If widening the canon is one way Steinacker-Clark challenges the status quo, confronting money talk is another. The art world is notoriously resistant to financial transparency, a tendency she traces to its historically privileged roots and to the market’s reliance on discretion. Even within academia, she recalls, financial awareness was discouraged.
“When I was doing my undergraduate degree, a professor—who was also a curator at a large London museum—criticised the formation of the Art Business Society at my university,” she remembers. “They literally told me they didn’t approve of it. Little did they know I had been elected president of the society the following year. That kind of attitude ignores the barriers some students face, and how something like that society could make a difference.”
To counter this resistance, Steinacker-Clark has expanded her work beyond the podcast. Since 2022, she has run All About Art networking events, which in October 2024 grew into NXT GEN, a joint membership programme with the Association of Women in the Arts (AWITA). Designed for arts professionals within the first five years of their careers, NXT GEN offers workshops, toolkits, and mentorship. Current programming includes a Job Hunt Toolkit series covering everything from “Getting Paid Right” to “Career Moves—Knowing When an Opportunity Is Right for You.”
Launch Event NXT GEN at the ICA. Photo Courtesy: Jennifer Moyes
What, then, does Steinacker-Clark say to those just entering the field, facing the same unpaid internships and uncertain futures she once did?
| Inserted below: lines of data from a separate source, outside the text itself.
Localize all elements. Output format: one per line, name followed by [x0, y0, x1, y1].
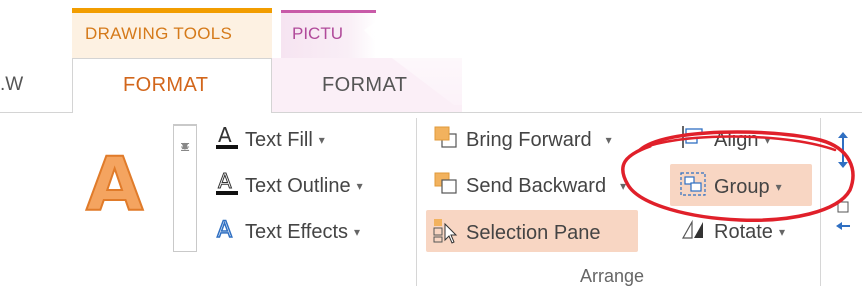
active-tab-gap — [73, 112, 271, 114]
chevron-down-icon: ▾ — [775, 180, 782, 194]
group-separator — [416, 118, 417, 286]
rotate-icon — [680, 216, 708, 248]
chevron-down-icon: ▾ — [318, 133, 325, 147]
chevron-down-icon: ▾ — [354, 225, 361, 239]
chevron-down-icon: ▾ — [778, 225, 785, 239]
bring-forward-icon — [432, 124, 460, 156]
wordart-style-preview[interactable]: A — [85, 147, 144, 223]
group-icon — [678, 170, 708, 204]
bring-forward-label: Bring Forward — [466, 128, 592, 151]
text-fill-button[interactable]: A Text Fill ▾ — [215, 123, 325, 156]
svg-text:A: A — [218, 124, 232, 147]
rotate-button[interactable]: Rotate ▾ — [680, 216, 785, 248]
group-button[interactable]: Group ▾ — [678, 170, 782, 204]
text-effects-icon: A — [215, 216, 239, 248]
size-height-icon — [834, 130, 852, 175]
wordart-gallery-scroller: ▲ ▼ ☰ — [173, 124, 197, 252]
selection-pane-button[interactable]: Selection Pane — [432, 216, 601, 250]
text-fill-icon: A — [215, 123, 239, 156]
text-outline-button[interactable]: A Text Outline ▾ — [215, 169, 363, 202]
svg-text:A: A — [217, 218, 232, 242]
group-label: Group — [714, 175, 770, 198]
text-outline-icon: A — [215, 169, 239, 202]
send-backward-button[interactable]: Send Backward ▾ — [432, 170, 626, 202]
size-width-icon — [834, 200, 852, 241]
svg-text:A: A — [218, 170, 232, 193]
bring-forward-button[interactable]: Bring Forward ▾ — [432, 124, 612, 156]
align-button[interactable]: Align ▾ — [680, 124, 771, 156]
send-backward-icon — [432, 170, 460, 202]
selection-pane-label: Selection Pane — [466, 221, 601, 244]
text-outline-label: Text Outline — [245, 174, 351, 197]
selection-pane-icon — [432, 216, 460, 250]
text-effects-button[interactable]: A Text Effects ▾ — [215, 216, 360, 248]
group-separator-right — [820, 118, 821, 286]
drawing-tools-label: DRAWING TOOLS — [85, 24, 233, 43]
send-backward-label: Send Backward — [466, 174, 607, 197]
text-effects-label: Text Effects — [245, 220, 349, 243]
expand-gallery-icon: ☰ — [180, 141, 190, 154]
tab-format-drawing-label: FORMAT — [123, 74, 209, 96]
arrange-group-label: Arrange — [580, 266, 645, 286]
align-icon — [680, 124, 708, 156]
chevron-down-icon: ▾ — [764, 133, 771, 147]
tab-format-picture-label: FORMAT — [322, 74, 408, 96]
rotate-label: Rotate — [714, 220, 773, 243]
chevron-down-icon: ▾ — [605, 133, 612, 147]
picture-tools-label: PICTU — [292, 24, 343, 43]
text-fill-label: Text Fill — [245, 128, 313, 151]
align-label: Align — [714, 128, 759, 151]
chevron-down-icon: ▾ — [620, 179, 627, 193]
chevron-down-icon: ▾ — [356, 179, 363, 193]
gallery-more-button[interactable]: ☰ — [174, 125, 196, 168]
tab-view-partial[interactable]: .W — [0, 74, 23, 96]
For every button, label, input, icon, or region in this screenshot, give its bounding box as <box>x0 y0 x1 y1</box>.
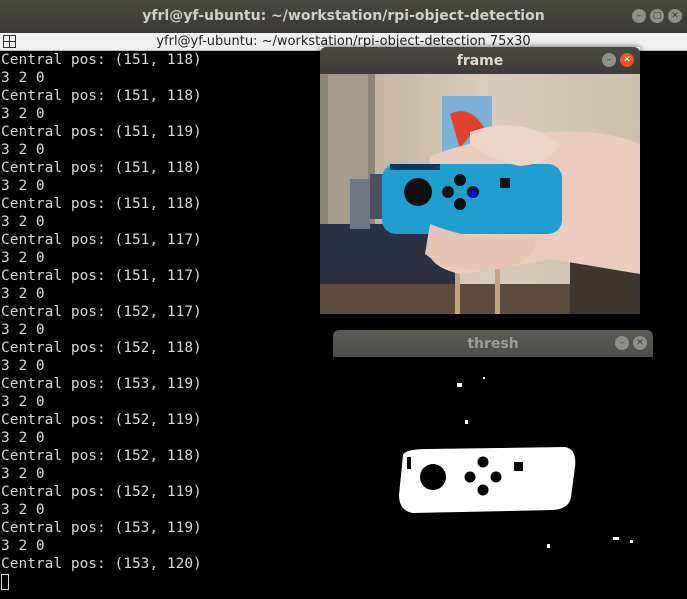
terminal-line: Central pos: (151, 118) <box>1 52 202 68</box>
terminal-line: 3 2 0 <box>1 430 45 446</box>
thresh-window-title: thresh <box>467 336 519 352</box>
frame-window-controls: – ✕ <box>602 53 634 67</box>
frame-window[interactable]: frame – ✕ <box>320 47 640 314</box>
terminal-line: Central pos: (151, 117) <box>1 268 202 284</box>
window-controls: – □ ✕ <box>632 9 682 23</box>
terminal-line: Central pos: (151, 118) <box>1 88 202 104</box>
minimize-icon[interactable]: – <box>602 53 616 67</box>
terminal-line: Central pos: (152, 119) <box>1 484 202 500</box>
terminal-line: Central pos: (153, 119) <box>1 520 202 536</box>
terminal-line: 3 2 0 <box>1 466 45 482</box>
terminal-line: Central pos: (152, 118) <box>1 448 202 464</box>
terminal-line: 3 2 0 <box>1 286 45 302</box>
terminal-line: Central pos: (152, 118) <box>1 340 202 356</box>
terminal-output[interactable]: Central pos: (151, 118) 3 2 0 Central pos:… <box>1 51 202 591</box>
thresh-window-titlebar[interactable]: thresh – ✕ <box>333 330 653 357</box>
terminal-line: 3 2 0 <box>1 538 45 554</box>
frame-window-title: frame <box>456 53 504 69</box>
frame-window-titlebar[interactable]: frame – ✕ <box>320 47 640 74</box>
maximize-icon[interactable]: □ <box>650 9 664 23</box>
close-icon[interactable]: ✕ <box>633 336 647 350</box>
threshold-mask-image <box>333 357 653 597</box>
close-icon[interactable]: ✕ <box>668 9 682 23</box>
terminal-line: Central pos: (151, 118) <box>1 160 202 176</box>
terminal-line: 3 2 0 <box>1 502 45 518</box>
terminal-line: 3 2 0 <box>1 250 45 266</box>
camera-frame-image <box>320 74 640 314</box>
terminal-line: 3 2 0 <box>1 394 45 410</box>
thresh-window[interactable]: thresh – ✕ <box>333 330 653 597</box>
close-icon[interactable]: ✕ <box>620 53 634 67</box>
terminal-window-titlebar[interactable]: yfrl@yf-ubuntu: ~/workstation/rpi-object… <box>0 0 687 34</box>
minimize-icon[interactable]: – <box>615 336 629 350</box>
terminal-line: 3 2 0 <box>1 178 45 194</box>
terminal-line: Central pos: (151, 117) <box>1 232 202 248</box>
terminal-window-title: yfrl@yf-ubuntu: ~/workstation/rpi-object… <box>142 8 545 24</box>
terminal-line: 3 2 0 <box>1 106 45 122</box>
terminal-line: Central pos: (151, 118) <box>1 196 202 212</box>
terminal-line: 3 2 0 <box>1 358 45 374</box>
terminal-line: Central pos: (153, 120) <box>1 556 202 572</box>
terminal-line: Central pos: (151, 119) <box>1 124 202 140</box>
minimize-icon[interactable]: – <box>632 9 646 23</box>
terminal-line: 3 2 0 <box>1 214 45 230</box>
terminal-line: 3 2 0 <box>1 322 45 338</box>
detected-center-marker <box>469 190 477 198</box>
terminal-line: Central pos: (152, 117) <box>1 304 202 320</box>
terminal-line: Central pos: (152, 119) <box>1 412 202 428</box>
terminal-line: Central pos: (153, 119) <box>1 376 202 392</box>
thresh-window-controls: – ✕ <box>615 336 647 350</box>
terminal-line: 3 2 0 <box>1 142 45 158</box>
terminal-prompt-line <box>1 573 202 591</box>
terminal-line: 3 2 0 <box>1 70 45 86</box>
terminal-cursor <box>1 574 9 590</box>
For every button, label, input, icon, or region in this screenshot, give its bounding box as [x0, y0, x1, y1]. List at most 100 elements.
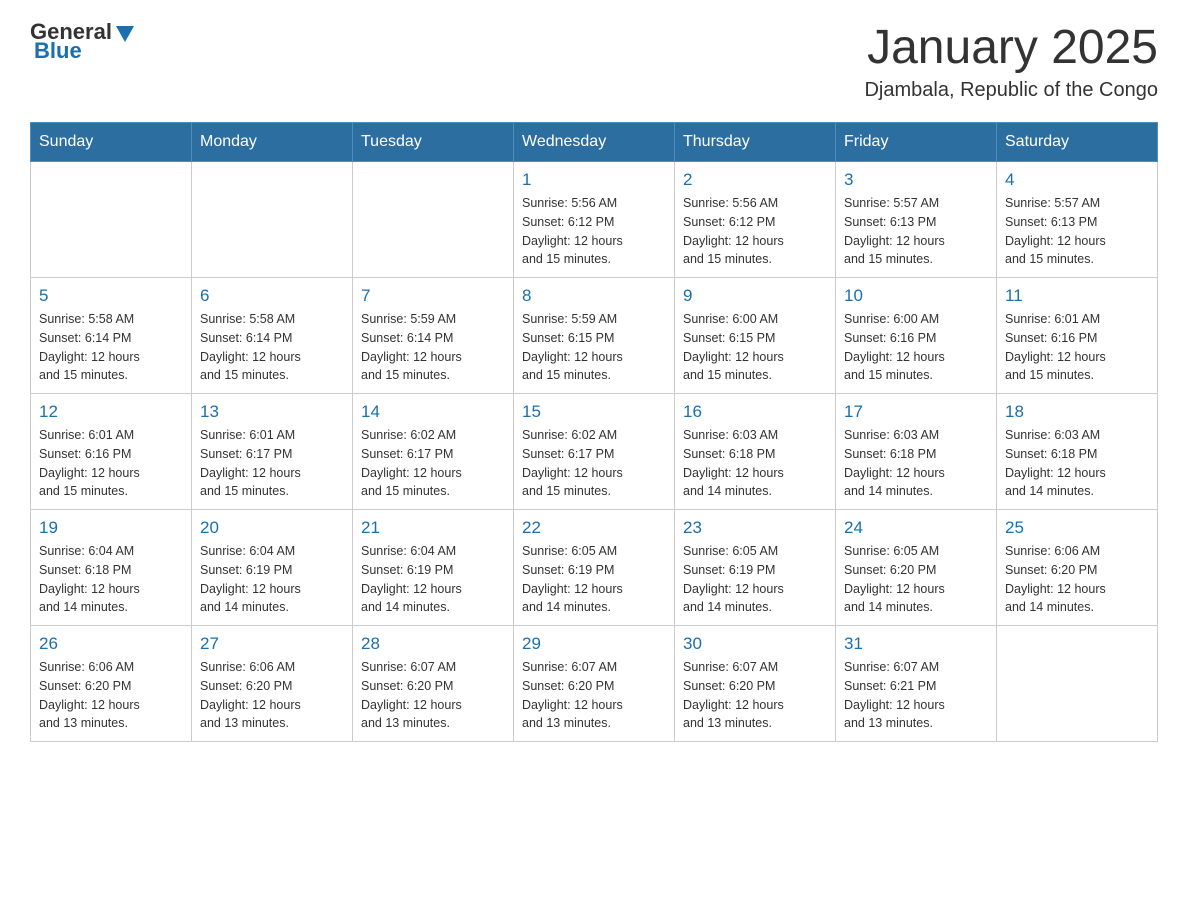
day-info: Sunrise: 5:57 AM Sunset: 6:13 PM Dayligh…	[1005, 194, 1149, 269]
day-info: Sunrise: 5:56 AM Sunset: 6:12 PM Dayligh…	[683, 194, 827, 269]
day-info: Sunrise: 5:58 AM Sunset: 6:14 PM Dayligh…	[39, 310, 183, 385]
day-number: 22	[522, 518, 666, 538]
calendar-cell: 1 Sunrise: 5:56 AM Sunset: 6:12 PM Daylig…	[514, 162, 675, 278]
day-number: 8	[522, 286, 666, 306]
day-info: Sunrise: 6:02 AM Sunset: 6:17 PM Dayligh…	[522, 426, 666, 501]
logo-blue: Blue	[34, 38, 82, 63]
logo: General Blue	[30, 20, 136, 62]
day-number: 19	[39, 518, 183, 538]
calendar-cell: 20 Sunrise: 6:04 AM Sunset: 6:19 PM Dayli…	[192, 510, 353, 626]
weekday-header: Wednesday	[514, 123, 675, 162]
calendar-cell: 23Sunrise: 6:05 AM Sunset: 6:19 PM Dayli…	[675, 510, 836, 626]
calendar-cell: 18 Sunrise: 6:03 AM Sunset: 6:18 PM Dayli…	[997, 394, 1158, 510]
day-number: 26	[39, 634, 183, 654]
logo-triangle-icon	[114, 22, 136, 44]
day-info: Sunrise: 6:00 AM Sunset: 6:15 PM Dayligh…	[683, 310, 827, 385]
day-number: 21	[361, 518, 505, 538]
title-section: January 2025 Djambala, Republic of the C…	[864, 20, 1158, 102]
day-info: Sunrise: 6:07 AM Sunset: 6:20 PM Dayligh…	[361, 658, 505, 733]
weekday-header: Thursday	[675, 123, 836, 162]
day-info: Sunrise: 5:57 AM Sunset: 6:13 PM Dayligh…	[844, 194, 988, 269]
day-info: Sunrise: 6:06 AM Sunset: 6:20 PM Dayligh…	[1005, 542, 1149, 617]
day-info: Sunrise: 6:01 AM Sunset: 6:16 PM Dayligh…	[39, 426, 183, 501]
day-number: 30	[683, 634, 827, 654]
calendar-cell	[353, 162, 514, 278]
day-info: Sunrise: 6:04 AM Sunset: 6:19 PM Dayligh…	[200, 542, 344, 617]
day-info: Sunrise: 6:07 AM Sunset: 6:20 PM Dayligh…	[522, 658, 666, 733]
day-number: 27	[200, 634, 344, 654]
calendar-cell	[192, 162, 353, 278]
calendar-cell: 16 Sunrise: 6:03 AM Sunset: 6:18 PM Dayli…	[675, 394, 836, 510]
calendar-cell: 3 Sunrise: 5:57 AM Sunset: 6:13 PM Daylig…	[836, 162, 997, 278]
day-number: 9	[683, 286, 827, 306]
calendar-cell: 9 Sunrise: 6:00 AM Sunset: 6:15 PM Daylig…	[675, 278, 836, 394]
day-number: 18	[1005, 402, 1149, 422]
weekday-header: Monday	[192, 123, 353, 162]
day-info: Sunrise: 6:05 AM Sunset: 6:19 PM Dayligh…	[522, 542, 666, 617]
page-header: General Blue January 2025 Djambala, Repu…	[30, 20, 1158, 102]
day-number: 7	[361, 286, 505, 306]
day-number: 17	[844, 402, 988, 422]
calendar-cell: 27 Sunrise: 6:06 AM Sunset: 6:20 PM Dayli…	[192, 626, 353, 742]
day-info: Sunrise: 6:04 AM Sunset: 6:18 PM Dayligh…	[39, 542, 183, 617]
calendar-cell: 15 Sunrise: 6:02 AM Sunset: 6:17 PM Dayli…	[514, 394, 675, 510]
calendar-week-row: 12Sunrise: 6:01 AM Sunset: 6:16 PM Dayli…	[31, 394, 1158, 510]
day-info: Sunrise: 6:01 AM Sunset: 6:17 PM Dayligh…	[200, 426, 344, 501]
day-number: 4	[1005, 170, 1149, 190]
day-number: 20	[200, 518, 344, 538]
calendar-cell: 21 Sunrise: 6:04 AM Sunset: 6:19 PM Dayli…	[353, 510, 514, 626]
calendar-cell	[31, 162, 192, 278]
calendar-cell: 7Sunrise: 5:59 AM Sunset: 6:14 PM Daylig…	[353, 278, 514, 394]
day-number: 16	[683, 402, 827, 422]
day-info: Sunrise: 6:05 AM Sunset: 6:20 PM Dayligh…	[844, 542, 988, 617]
day-info: Sunrise: 6:07 AM Sunset: 6:20 PM Dayligh…	[683, 658, 827, 733]
day-info: Sunrise: 6:03 AM Sunset: 6:18 PM Dayligh…	[1005, 426, 1149, 501]
weekday-header: Saturday	[997, 123, 1158, 162]
calendar-cell: 2Sunrise: 5:56 AM Sunset: 6:12 PM Daylig…	[675, 162, 836, 278]
weekday-header: Tuesday	[353, 123, 514, 162]
day-number: 3	[844, 170, 988, 190]
day-info: Sunrise: 6:04 AM Sunset: 6:19 PM Dayligh…	[361, 542, 505, 617]
day-number: 25	[1005, 518, 1149, 538]
day-info: Sunrise: 5:56 AM Sunset: 6:12 PM Dayligh…	[522, 194, 666, 269]
day-number: 14	[361, 402, 505, 422]
day-info: Sunrise: 6:06 AM Sunset: 6:20 PM Dayligh…	[39, 658, 183, 733]
calendar-cell: 24 Sunrise: 6:05 AM Sunset: 6:20 PM Dayli…	[836, 510, 997, 626]
calendar-week-row: 1 Sunrise: 5:56 AM Sunset: 6:12 PM Daylig…	[31, 162, 1158, 278]
day-info: Sunrise: 6:07 AM Sunset: 6:21 PM Dayligh…	[844, 658, 988, 733]
calendar-cell: 11Sunrise: 6:01 AM Sunset: 6:16 PM Dayli…	[997, 278, 1158, 394]
day-number: 24	[844, 518, 988, 538]
day-number: 28	[361, 634, 505, 654]
calendar-cell: 29Sunrise: 6:07 AM Sunset: 6:20 PM Dayli…	[514, 626, 675, 742]
day-number: 13	[200, 402, 344, 422]
day-info: Sunrise: 6:03 AM Sunset: 6:18 PM Dayligh…	[683, 426, 827, 501]
location-title: Djambala, Republic of the Congo	[864, 79, 1158, 102]
calendar-cell: 31 Sunrise: 6:07 AM Sunset: 6:21 PM Dayli…	[836, 626, 997, 742]
weekday-header: Sunday	[31, 123, 192, 162]
calendar-cell: 14Sunrise: 6:02 AM Sunset: 6:17 PM Dayli…	[353, 394, 514, 510]
calendar-week-row: 26 Sunrise: 6:06 AM Sunset: 6:20 PM Dayli…	[31, 626, 1158, 742]
day-number: 31	[844, 634, 988, 654]
day-number: 6	[200, 286, 344, 306]
calendar-table: SundayMondayTuesdayWednesdayThursdayFrid…	[30, 122, 1158, 742]
day-info: Sunrise: 5:59 AM Sunset: 6:15 PM Dayligh…	[522, 310, 666, 385]
calendar-cell: 25 Sunrise: 6:06 AM Sunset: 6:20 PM Dayli…	[997, 510, 1158, 626]
day-info: Sunrise: 6:00 AM Sunset: 6:16 PM Dayligh…	[844, 310, 988, 385]
day-number: 1	[522, 170, 666, 190]
calendar-week-row: 5Sunrise: 5:58 AM Sunset: 6:14 PM Daylig…	[31, 278, 1158, 394]
day-info: Sunrise: 6:01 AM Sunset: 6:16 PM Dayligh…	[1005, 310, 1149, 385]
day-info: Sunrise: 6:05 AM Sunset: 6:19 PM Dayligh…	[683, 542, 827, 617]
calendar-cell: 8 Sunrise: 5:59 AM Sunset: 6:15 PM Daylig…	[514, 278, 675, 394]
day-info: Sunrise: 6:06 AM Sunset: 6:20 PM Dayligh…	[200, 658, 344, 733]
calendar-cell: 26 Sunrise: 6:06 AM Sunset: 6:20 PM Dayli…	[31, 626, 192, 742]
calendar-cell: 30 Sunrise: 6:07 AM Sunset: 6:20 PM Dayli…	[675, 626, 836, 742]
calendar-week-row: 19 Sunrise: 6:04 AM Sunset: 6:18 PM Dayli…	[31, 510, 1158, 626]
calendar-cell: 4 Sunrise: 5:57 AM Sunset: 6:13 PM Daylig…	[997, 162, 1158, 278]
calendar-cell: 10Sunrise: 6:00 AM Sunset: 6:16 PM Dayli…	[836, 278, 997, 394]
calendar-cell: 22 Sunrise: 6:05 AM Sunset: 6:19 PM Dayli…	[514, 510, 675, 626]
calendar-cell: 28 Sunrise: 6:07 AM Sunset: 6:20 PM Dayli…	[353, 626, 514, 742]
calendar-cell	[997, 626, 1158, 742]
calendar-cell: 19 Sunrise: 6:04 AM Sunset: 6:18 PM Dayli…	[31, 510, 192, 626]
day-number: 15	[522, 402, 666, 422]
calendar-cell: 12Sunrise: 6:01 AM Sunset: 6:16 PM Dayli…	[31, 394, 192, 510]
“There’s the advice I would love to give: know your worth, and refuse to work for free,” she says. “If we all refused, there would be no one working for free. But there’s also the advice I realistically need to give: weigh up if the opportunity offers something else—mentoring, community, connections, or valuable experience you can use to leverage for a paid position down the line. Can you balance it with a paid job if you need to? And set clear boundaries about what you’re willing to compromise on.”
This pragmatism reveals both the difficulty of dismantling entrenched systems and the incremental strategies required to navigate them. For Steinacker-Clark, the task is not to accept exploitation, but to negotiate within a flawed system while laying the groundwork for something better.
When asked what a more just art world would look like, Steinacker-Clark’s answer expands outward. It is not only about the sector itself, but society at large. “I believe that having society acknowledge how creative thinking, empathy, and expressions of thoughts and emotions through art are incredibly valuable in working towards the future,” she says.
In her vision, artists and arts professionals would be granted respect and financial stability; museums would thrive on wider public engagement; governments would increase funding; and people might choose to buy art instead of designer handbags. These shifts in social and economic priorities, she argues, would provide the resources for the next generation—already committed to diversity, equity, and inclusion—to implement lasting change.
For all her practical advocacy, what ultimately sustains Steinacker-Clark is her community and her enduring love of art. Hope, for her, is reciprocal. “Mutual inspiration—learning from people who inspire me and finding out that people are inspired by me—keeps me going,” she says.
And when doubt inevitably creeps in, she returns to Rubens’ Samson and Delilah. Standing before the canvas, she remembers why she chose this path in the first place. Far from disillusioned, Steinacker-Clark is animated by the belief that art really can change the world—and she is determined to help a new generation believe it too.
Peter Paul Rubens, Samson and Delilah, 1609-10, Oil on Wood, Photo Courtesy: CC BY-SA 3.0
If the death doula metaphor frames the art world’s transition, Steinacker-Clark embodies the qualities needed for its renewal—quietly, persistently guiding a new generation toward believing that art can indeed change the world.